As will be appreciated by one skilled in the art, embodiments of the present application may be provided as a method, system, or computer program product. Accordingly, the present application may take the form of an entirely hardware embodiment, an entirely software embodiment or an embodiment combining software and hardware aspects. Furthermore, the present application may take the form of a computer program product embodied on one or more computer-readable storage media (including, but not limited to, disk storage, CD-ROM, optical storage, and the like) having computer-usable program code embodied therein. The present application is described with reference to flowchart illustrations and/or block diagrams of methods, apparatus (systems), and computer program products according to embodiments of the application. It will be understood that each flow and/or block of the flow diagrams and/or block diagrams, and combinations of flows and/or blocks in the flow diagrams and/or block diagrams, can be implemented by computer program instructions. These computer program instructions may be provided to a processor of a general purpose computer, special purpose computer, embedded processor, or other programmable data processing apparatus to produce a machine, such that the instructions, which execute via the processor of the computer or other programmable data processing apparatus, create means for implementing the functions specified in the flowchart flow or flows and/or block diagram block or blocks. These computer program instructions may also be stored in a computer-readable memory that can direct a computer or other programmable data processing apparatus to function in a particular manner, such that the instructions stored in the computer-readable memory produce an article of manufacture including instruction means which implement the function specified in the flowchart flow or flows and/or block diagram block or blocks. These computer program instructions may also be loaded onto a computer or other programmable data processing apparatus to cause a series of operational steps to be performed on the computer or other programmable apparatus to produce a computer implemented process such that the instructions which execute on the computer or other programmable apparatus provide steps for implementing the functions specified in the flowchart flow or flows and/or block diagram block or blocks.

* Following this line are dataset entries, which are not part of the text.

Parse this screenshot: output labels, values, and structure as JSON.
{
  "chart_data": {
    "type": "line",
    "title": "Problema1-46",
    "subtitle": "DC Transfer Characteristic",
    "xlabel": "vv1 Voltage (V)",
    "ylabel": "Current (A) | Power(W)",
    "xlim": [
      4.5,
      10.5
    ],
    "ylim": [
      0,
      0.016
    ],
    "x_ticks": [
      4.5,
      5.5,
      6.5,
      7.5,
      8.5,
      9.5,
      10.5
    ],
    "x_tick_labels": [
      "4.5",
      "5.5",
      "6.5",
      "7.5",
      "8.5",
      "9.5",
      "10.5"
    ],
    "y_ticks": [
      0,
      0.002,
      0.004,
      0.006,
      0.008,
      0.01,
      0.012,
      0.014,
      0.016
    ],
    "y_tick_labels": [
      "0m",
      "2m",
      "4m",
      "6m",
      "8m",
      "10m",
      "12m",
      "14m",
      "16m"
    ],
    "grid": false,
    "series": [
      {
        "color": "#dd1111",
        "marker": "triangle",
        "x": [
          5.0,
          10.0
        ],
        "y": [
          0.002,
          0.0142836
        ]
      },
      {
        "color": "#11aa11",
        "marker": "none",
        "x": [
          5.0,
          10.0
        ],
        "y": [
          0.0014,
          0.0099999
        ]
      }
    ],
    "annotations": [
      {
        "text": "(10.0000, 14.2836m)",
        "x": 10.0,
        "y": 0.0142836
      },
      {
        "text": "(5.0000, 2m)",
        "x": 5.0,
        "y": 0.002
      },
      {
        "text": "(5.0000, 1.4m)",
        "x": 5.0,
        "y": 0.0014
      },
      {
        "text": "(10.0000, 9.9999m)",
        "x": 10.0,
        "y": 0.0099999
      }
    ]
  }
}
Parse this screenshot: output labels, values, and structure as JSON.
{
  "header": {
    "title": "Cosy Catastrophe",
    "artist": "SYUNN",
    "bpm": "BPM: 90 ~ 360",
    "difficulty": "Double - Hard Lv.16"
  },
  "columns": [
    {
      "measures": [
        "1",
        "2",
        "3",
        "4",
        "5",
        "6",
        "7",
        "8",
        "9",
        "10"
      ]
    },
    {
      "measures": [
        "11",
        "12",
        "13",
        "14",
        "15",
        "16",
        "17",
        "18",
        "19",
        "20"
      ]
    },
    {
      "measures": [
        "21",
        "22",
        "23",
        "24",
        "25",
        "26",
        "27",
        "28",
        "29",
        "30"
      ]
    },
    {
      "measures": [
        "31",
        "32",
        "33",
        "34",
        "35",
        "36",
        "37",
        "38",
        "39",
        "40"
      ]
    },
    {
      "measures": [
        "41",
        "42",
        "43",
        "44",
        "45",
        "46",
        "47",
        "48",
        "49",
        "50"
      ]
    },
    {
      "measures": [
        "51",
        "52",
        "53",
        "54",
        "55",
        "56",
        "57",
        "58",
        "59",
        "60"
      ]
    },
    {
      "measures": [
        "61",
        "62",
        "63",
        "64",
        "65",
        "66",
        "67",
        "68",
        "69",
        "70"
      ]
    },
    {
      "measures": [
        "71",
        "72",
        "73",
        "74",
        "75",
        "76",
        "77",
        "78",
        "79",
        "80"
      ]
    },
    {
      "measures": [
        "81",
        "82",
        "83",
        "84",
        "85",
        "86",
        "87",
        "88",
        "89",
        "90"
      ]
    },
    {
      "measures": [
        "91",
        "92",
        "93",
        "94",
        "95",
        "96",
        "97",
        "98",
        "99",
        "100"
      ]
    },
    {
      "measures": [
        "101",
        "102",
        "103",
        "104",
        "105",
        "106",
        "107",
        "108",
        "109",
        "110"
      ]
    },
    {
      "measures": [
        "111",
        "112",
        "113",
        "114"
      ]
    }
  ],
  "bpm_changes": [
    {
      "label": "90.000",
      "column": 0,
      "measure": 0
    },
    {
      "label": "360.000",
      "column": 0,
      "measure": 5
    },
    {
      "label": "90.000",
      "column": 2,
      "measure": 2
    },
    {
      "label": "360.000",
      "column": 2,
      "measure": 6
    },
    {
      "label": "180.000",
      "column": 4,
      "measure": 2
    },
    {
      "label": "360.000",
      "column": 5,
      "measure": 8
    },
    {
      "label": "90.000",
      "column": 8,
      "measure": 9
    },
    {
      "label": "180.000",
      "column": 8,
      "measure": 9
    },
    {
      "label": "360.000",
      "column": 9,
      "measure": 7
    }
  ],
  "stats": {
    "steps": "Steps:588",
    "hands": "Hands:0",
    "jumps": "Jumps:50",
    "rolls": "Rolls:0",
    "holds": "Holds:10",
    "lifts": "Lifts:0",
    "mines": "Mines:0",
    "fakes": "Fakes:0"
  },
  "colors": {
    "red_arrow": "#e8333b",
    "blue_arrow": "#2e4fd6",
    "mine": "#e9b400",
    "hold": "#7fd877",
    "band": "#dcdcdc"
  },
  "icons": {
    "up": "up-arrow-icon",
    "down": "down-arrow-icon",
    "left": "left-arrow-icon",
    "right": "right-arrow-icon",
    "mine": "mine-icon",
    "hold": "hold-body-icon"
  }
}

The above description is only a preferred embodiment of the present invention, and the protection scope of the present invention is not limited to the above embodiments, and all technical solutions belonging to the idea of the present invention belong to the protection scope of the present invention. It should be noted that modifications and embellishments within the scope of the invention may occur to those skilled in the art without departing from the principle of the invention, and are considered to be within the scope of the invention.